One evening I did decide to play a trick on Nurse Thomas.
I told her to come down at 7.30 to dispensary and I would have the drugs ready for her.
Well, I stood in the doorway with a sheet over my head and I could hear her coming down the long corridor and I jumped out. Oh yes, she got a fright!”

I mention Dr Huppert. But Nurse Glen is very discreet. Of course she remembers her.

And the cat. Thomas? Nurse Glen shudders. She always hated cats and had no time for Thomas who was owned by Dr Huppert but Sister Morgan used to try and entice away with extra food.
“They say Thomas used to sleep on Dr Huppert’s bed,” she says with a touch of disapproval in her voice.

On the back of one photo I have with Nurse Glen I have written, “being prepared” for an x-ray.
“What does that mean?”

“Well, you had been lying for months on your left side on 12 inch blocks.

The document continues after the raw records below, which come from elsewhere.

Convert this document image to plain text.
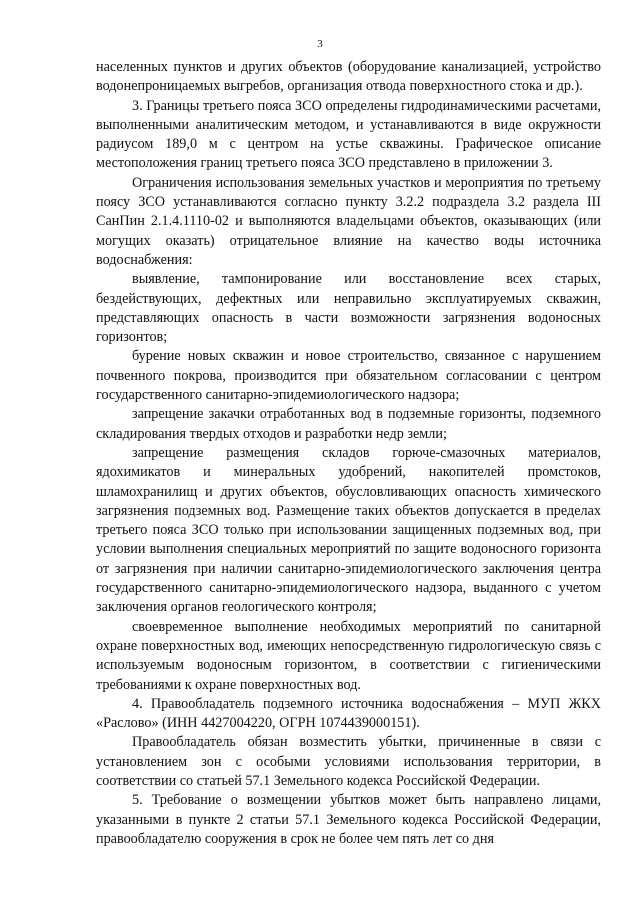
3

населенных пунктов и других объектов (оборудование канализацией, устройство водонепроницаемых выгребов, организация отвода поверхностного стока и др.).

3. Границы третьего пояса ЗСО определены гидродинамическими расчетами, выполненными аналитическим методом, и устанавливаются в виде окружности радиусом 189,0 м с центром на устье скважины. Графическое описание местоположения границ третьего пояса ЗСО представлено в приложении 3.

Ограничения использования земельных участков и мероприятия по третьему поясу ЗСО устанавливаются согласно пункту 3.2.2 подраздела 3.2 раздела III СанПин 2.1.4.1110-02 и выполняются владельцами объектов, оказывающих (или могущих оказать) отрицательное влияние на качество воды источника водоснабжения:

выявление, тампонирование или восстановление всех старых, бездействующих, дефектных или неправильно эксплуатируемых скважин, представляющих опасность в части возможности загрязнения водоносных горизонтов;

бурение новых скважин и новое строительство, связанное с нарушением почвенного покрова, производится при обязательном согласовании с центром государственного санитарно-эпидемиологического надзора;

запрещение закачки отработанных вод в подземные горизонты, подземного складирования твердых отходов и разработки недр земли;

запрещение размещения складов горюче-смазочных материалов, ядохимикатов и минеральных удобрений, накопителей промстоков, шламохранилищ и других объектов, обусловливающих опасность химического загрязнения подземных вод. Размещение таких объектов допускается в пределах третьего пояса ЗСО только при использовании защищенных подземных вод, при условии выполнения специальных мероприятий по защите водоносного горизонта от загрязнения при наличии санитарно-эпидемиологического заключения центра государственного санитарно-эпидемиологического надзора, выданного с учетом заключения органов геологического контроля;

своевременное выполнение необходимых мероприятий по санитарной охране поверхностных вод, имеющих непосредственную гидрологическую связь с используемым водоносным горизонтом, в соответствии с гигиеническими требованиями к охране поверхностных вод.

4. Правообладатель подземного источника водоснабжения – МУП ЖКХ «Раслово» (ИНН 4427004220, ОГРН 1074439000151).

Правообладатель обязан возместить убытки, причиненные в связи с установлением зон с особыми условиями использования территории, в соответствии со статьей 57.1 Земельного кодекса Российской Федерации.

5. Требование о возмещении убытков может быть направлено лицами, указанными в пункте 2 статьи 57.1 Земельного кодекса Российской Федерации, правообладателю сооружения в срок не более чем пять лет со дня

If we were to put you into a wheelchair you would have felt very giddy. So I would spend half an hour with you beforehand helping you to sit up.”

I remind her of some procedure I had called a phrenic. What was it?

All I know is that one morning I was wheeled down to the operating theatre, without warning after breakfast, and they cut something in my neck and I had to wear a plaster on it.

So I ask Nurse Glen, 50 odd years later, what was that all about? She explains.

Like hundreds of other “children of Craig-y-nos” Nurse Glen holds a very special place in all our hearts.

Without her and “Auntie Maggie” Craig-y-nos would have been an even colder and bleaker institution.